No primeiro ato de As bruxas de Salém (1953), o autor diz: “A caça às bruxas foi uma manifestação extrema do pânico que se apoderou de todas as classes sociais quando a balança começou a inclinar-se a favor de uma maior liberdade individual”. Naturalmente, Miller está fazendo um paralelo entre Salém de 1692 e as listas negras sonhadas por McCarthy nos anos 1950. Mas, embora a radicalidade religiosa e as vinganças de um povoado sejam o alimento desta obra, as personagens femininas põem em xeque o puritanismo coletivo.
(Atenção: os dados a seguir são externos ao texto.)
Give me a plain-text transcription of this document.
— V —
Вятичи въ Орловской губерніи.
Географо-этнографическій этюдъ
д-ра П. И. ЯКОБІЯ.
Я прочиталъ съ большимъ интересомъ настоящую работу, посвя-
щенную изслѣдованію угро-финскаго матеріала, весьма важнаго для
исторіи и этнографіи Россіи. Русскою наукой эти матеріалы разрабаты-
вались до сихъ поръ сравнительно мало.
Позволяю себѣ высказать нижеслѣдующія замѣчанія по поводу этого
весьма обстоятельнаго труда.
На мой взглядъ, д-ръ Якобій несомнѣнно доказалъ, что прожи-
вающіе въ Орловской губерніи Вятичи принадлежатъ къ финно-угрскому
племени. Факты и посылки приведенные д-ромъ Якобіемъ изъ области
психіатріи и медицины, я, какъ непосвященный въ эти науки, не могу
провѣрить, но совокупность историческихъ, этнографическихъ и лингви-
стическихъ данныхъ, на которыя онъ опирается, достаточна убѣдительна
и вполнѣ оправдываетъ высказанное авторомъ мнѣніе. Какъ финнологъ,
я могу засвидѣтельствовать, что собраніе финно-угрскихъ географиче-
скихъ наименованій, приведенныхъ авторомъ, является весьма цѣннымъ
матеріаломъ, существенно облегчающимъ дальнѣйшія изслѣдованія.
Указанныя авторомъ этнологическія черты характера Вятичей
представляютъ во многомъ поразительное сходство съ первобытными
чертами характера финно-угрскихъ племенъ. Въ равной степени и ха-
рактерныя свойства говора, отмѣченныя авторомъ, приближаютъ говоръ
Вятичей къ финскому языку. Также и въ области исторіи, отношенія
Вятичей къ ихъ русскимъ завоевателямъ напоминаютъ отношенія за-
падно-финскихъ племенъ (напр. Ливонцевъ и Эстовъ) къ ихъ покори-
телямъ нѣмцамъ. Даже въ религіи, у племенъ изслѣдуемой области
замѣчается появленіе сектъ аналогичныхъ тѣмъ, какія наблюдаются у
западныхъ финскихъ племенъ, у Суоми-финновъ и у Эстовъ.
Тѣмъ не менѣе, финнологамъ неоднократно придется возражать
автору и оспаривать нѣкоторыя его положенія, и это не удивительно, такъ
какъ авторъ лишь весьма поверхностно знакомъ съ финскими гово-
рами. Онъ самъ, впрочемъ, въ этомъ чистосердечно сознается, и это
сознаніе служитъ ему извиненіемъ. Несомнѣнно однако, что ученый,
Impetuosas, sensuais, conscientes das pulsões proibidas, as acusadas se mostram como mulheres de sexualidade moderna.

Quando Miller se casou com Marilyn Monroe e escreveu para ela o roteiro de Os desajustados (1961) seu objetivo era confrontá-la com um trabalho sério de interpretação, mas a Roslyn da trama findou demasiado parecida com a sensual e vulnerável atriz. A partir de sua ruptura com Monroe, suas personagens femininas lutaram contra a enfermidade mental.

A Sylvia de Broken Glass (1994) representará o horror pela barbárie nazista e a incapacidade da Europa para salvar os judeus, mas também encarnará as mulheres profundamente devastadas psicologicamente. Em Depois da queda (1964), Miller quis exorcizar seus anos com Marilyn. A personagem de Maggie é o alter ego da atriz com sua inocência e sua necessidade de autodestruição. Quem, o protagonista, evocando as mulheres de sua vida, compreende a impossibilidade de salvar uma mulher que não quer ser salva.

Pode alguém salvar outro? Dificilmente na dramaturgia de Miller. Suas mulheres estão na bruma, entre a prisão e a sobrevivência, mas, com suas contradições, têm muito de carne e osso.